I guess I could go on with Andrew’s tale, but he, his mother, and his family are but one example of what I have lived over the past year.  Gaile is another that I feel compelled to share. Gaile is a single mother of two children, M age 4 and a 4 month old baby with heart disease and cancer.  Gaile is an incredibly resilient young woman who grew up in the foster care system.  She admittedly made bad choices about the men she has been involved with, but continues to achieve. Her two children have different father, both abusive and one of whom is in jail.  Gaile is not a victim by any measure.  She is the mom who took the lead in coordinating parental involvement in our Thanksgiving celebration. She has a good job with an incredibly generous boss, who by my estimation has been an influential factor in her life and the successes she has achieved.  By the way, Gaile has recently lost the only family she has known as her foster mother passed away last month.
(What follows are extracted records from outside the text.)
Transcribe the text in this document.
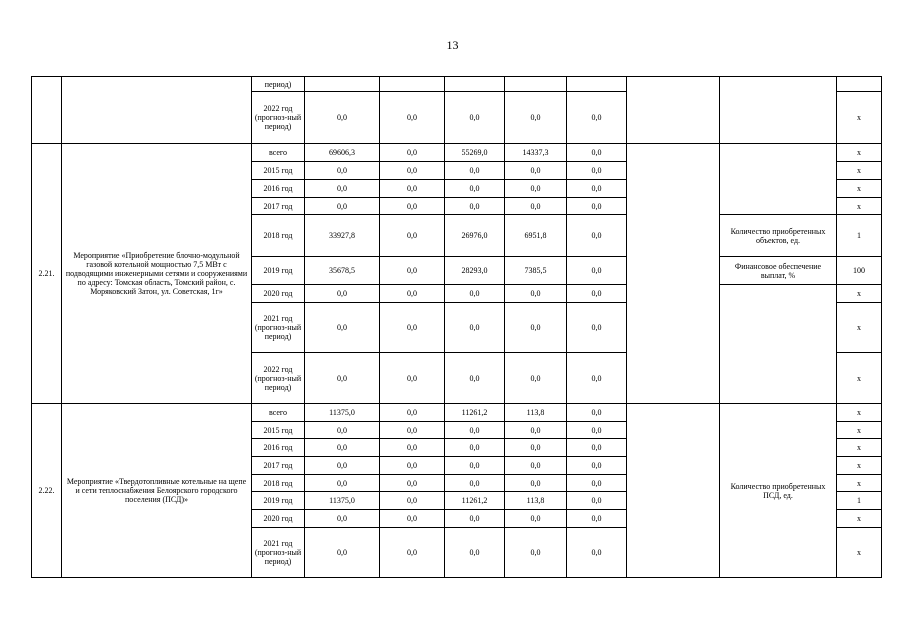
13
		период)								
		2022 год (прогноз-ный период)	0,0	0,0	0,0	0,0	0,0			x
2.21.	Мероприятие «Приобретение блочно-модульной газовой котельной мощностью 7,5 МВт с подводящими инженерными сетями и сооружениями по адресу: Томская область, Томский район, с. Моряковский Затон, ул. Советская, 1г»	всего	69606,3	0,0	55269,0	14337,3	0,0			x
		2015 год	0,0	0,0	0,0	0,0	0,0			x
		2016 год	0,0	0,0	0,0	0,0	0,0			x
		2017 год	0,0	0,0	0,0	0,0	0,0			x
		2018 год	33927,8	0,0	26976,0	6951,8	0,0		Количество приобретенных объектов, ед.	1
		2019 год	35678,5	0,0	28293,0	7385,5	0,0		Финансовое обеспечение выплат, %	100
		2020 год	0,0	0,0	0,0	0,0	0,0			x
		2021 год (прогноз-ный период)	0,0	0,0	0,0	0,0	0,0			x
		2022 год (прогноз-ный период)	0,0	0,0	0,0	0,0	0,0			x
2.22.	Мероприятие «Твердотопливные котельные на щепе и сети теплоснабжения Белоярского городского поселения (ПСД)»	всего	11375,0	0,0	11261,2	113,8	0,0		Количество приобретенных ПСД, ед.	x
		2015 год	0,0	0,0	0,0	0,0	0,0			x
		2016 год	0,0	0,0	0,0	0,0	0,0			x
		2017 год	0,0	0,0	0,0	0,0	0,0			x
		2018 год	0,0	0,0	0,0	0,0	0,0			x
		2019 год	11375,0	0,0	11261,2	113,8	0,0			1
		2020 год	0,0	0,0	0,0	0,0	0,0			x
		2021 год (прогноз-ный период)	0,0	0,0	0,0	0,0	0,0			x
These are only a couple of the many stories I could tell. Dr. Jill McCracken’s class came to the Center yesterday and I spent some time talking to a few students. A couple of students seemed to be impressed by all that was happening at Mt. Zion Human Services.  The only thing I have been able to think of tonight is that we are not even close to meeting the so many needs of the community.


I grew up in a very conservative Catholic household. While I continue to hold on to my Catholic upbringing, I have learned to pray and trust in the power of God far more in the last year than I have any other time in my life.  While I could attribute this increased trust in Christianity to mid-life crisis and the recent loss of my best friend, I believe that I have been led to Mt. Zion for a reason.  I pray that I have the strength, courage, and wisdom to make a difference.